Ace in Space geschrieben von Judith & Christian Vogt ist eine actionreiches Weltraumabenteuer für Erwachsene. Wie die Inhaltswarnungen schon verraten, darf sich der Leser auf viel Gewalt, explizite Sexszenen sowie Cybergliedmaßen und -sinnesorgane freuen. Den Autoren gelingt es von Beginn an eine völlig neues Universum zu kreieren. Als Leser fühlt man sich am Anfang dadurch erstmal überfordert. Nach einigen Kapiteln allerdings wurde ich völlig in die Welt von Kian, Danai und Neval gezogen.

Diese ist trotz Jockeyslang, Imponiergehabe und coolen Choppern auch für Frauen lesenswert.

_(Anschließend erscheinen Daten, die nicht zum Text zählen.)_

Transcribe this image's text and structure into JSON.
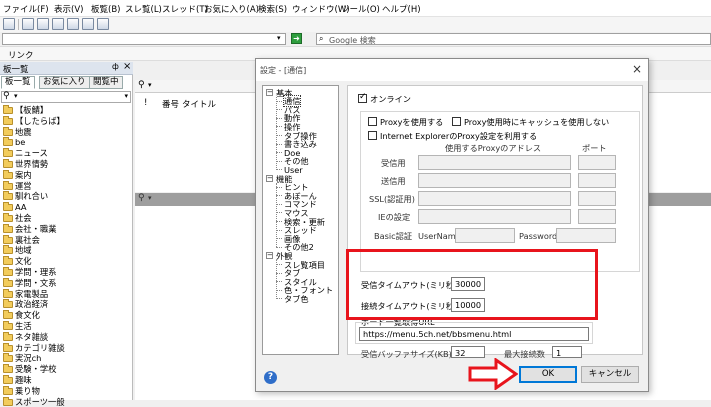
{
  "menu": [
    "ファイル(F)",
    "表示(V)",
    "板覧(B)",
    "スレ覧(L)",
    "スレッド(T)",
    "お気に入り(A)",
    "検索(S)",
    "ウィンドウ(W)",
    "ツール(O)",
    "ヘルプ(H)"
  ],
  "address": {
    "google_placeholder": "Google 検索"
  },
  "link_bar": "リンク",
  "left_pane": {
    "title": "板一覧",
    "pin": "ф",
    "close": "×",
    "tabs": [
      "板一覧",
      "お気に入り",
      "閲覧中"
    ],
    "boards": [
      "【板鯖】",
      "【したらば】",
      "地震",
      "be",
      "ニュース",
      "世界情勢",
      "案内",
      "運営",
      "馴れ合い",
      "AA",
      "社会",
      "会社・職業",
      "裏社会",
      "地域",
      "文化",
      "学問・理系",
      "学問・文系",
      "家電製品",
      "政治経済",
      "食文化",
      "生活",
      "ネタ雑談",
      "カテゴリ雑談",
      "実況ch",
      "受験・学校",
      "趣味",
      "乗り物",
      "スポーツ一般"
    ]
  },
  "thread_list": {
    "col_mark": "!",
    "col_number": "番号",
    "col_title": "タイトル"
  },
  "dialog": {
    "title": "設定 - [通信]",
    "close": "×",
    "tree": {
      "groups": [
        {
          "label": "基本",
          "items": [
            "通信",
            "パス",
            "動作",
            "操作",
            "タブ操作",
            "書き込み",
            "Doe",
            "その他",
            "User"
          ]
        },
        {
          "label": "機能",
          "items": [
            "ヒント",
            "あぼーん",
            "コマンド",
            "マウス",
            "検索・更新",
            "スレッド",
            "画像",
            "その他2"
          ]
        },
        {
          "label": "外観",
          "items": [
            "スレ覧項目",
            "タブ",
            "スタイル",
            "色・フォント",
            "タブ色"
          ]
        }
      ]
    },
    "online_label": "オンライン",
    "proxy_use": "Proxyを使用する",
    "proxy_nocache": "Proxy使用時にキャッシュを使用しない",
    "ie_proxy": "Internet ExplorerのProxy設定を利用する",
    "proxy_address_header": "使用するProxyのアドレス",
    "port_header": "ポート",
    "rows": [
      "受信用",
      "送信用",
      "SSL(認証用)",
      "IEの設定"
    ],
    "basic_auth": "Basic認証",
    "username": "UserName:",
    "password": "Password:",
    "recv_timeout_label": "受信タイムアウト(ミリ秒)",
    "recv_timeout_value": "30000",
    "conn_timeout_label": "接続タイムアウト(ミリ秒)",
    "conn_timeout_value": "10000",
    "board_url_group": "ボード一覧取得URL",
    "board_url_value": "https://menu.5ch.net/bbsmenu.html",
    "buffer_label": "受信バッファサイズ(KB)",
    "buffer_value": "32",
    "max_conn_label": "最大接続数",
    "max_conn_value": "1",
    "ok": "OK",
    "cancel": "キャンセル",
    "help": "?"
  },
  "colors": {
    "highlight": "#e8141c",
    "accent": "#0078d7"
  }
}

Von Rollenzuweisungen und Geschlechterklischees halten die Autoren zum Glück so gar nichts! Dafür machen sie sich stark für Diversität und Freiheit Beziehungen zu leben, wie auch immer man will.

Gleichzeitig dient die Geschichte, meiner Meinung nach, als warnendes Beispiel dafür, was passieren kann, wenn Unternehmen zu viel Macht bekommen. Den Kampf für die Gerechtigkeit der unabhängigen Siedlung auf Valoun 2 habe ich mit Freude verfolgt. Vom restlichen Inhalt möchte ich sonst gar nicht viel verraten, außer: Er wird dich sicherlich überraschen!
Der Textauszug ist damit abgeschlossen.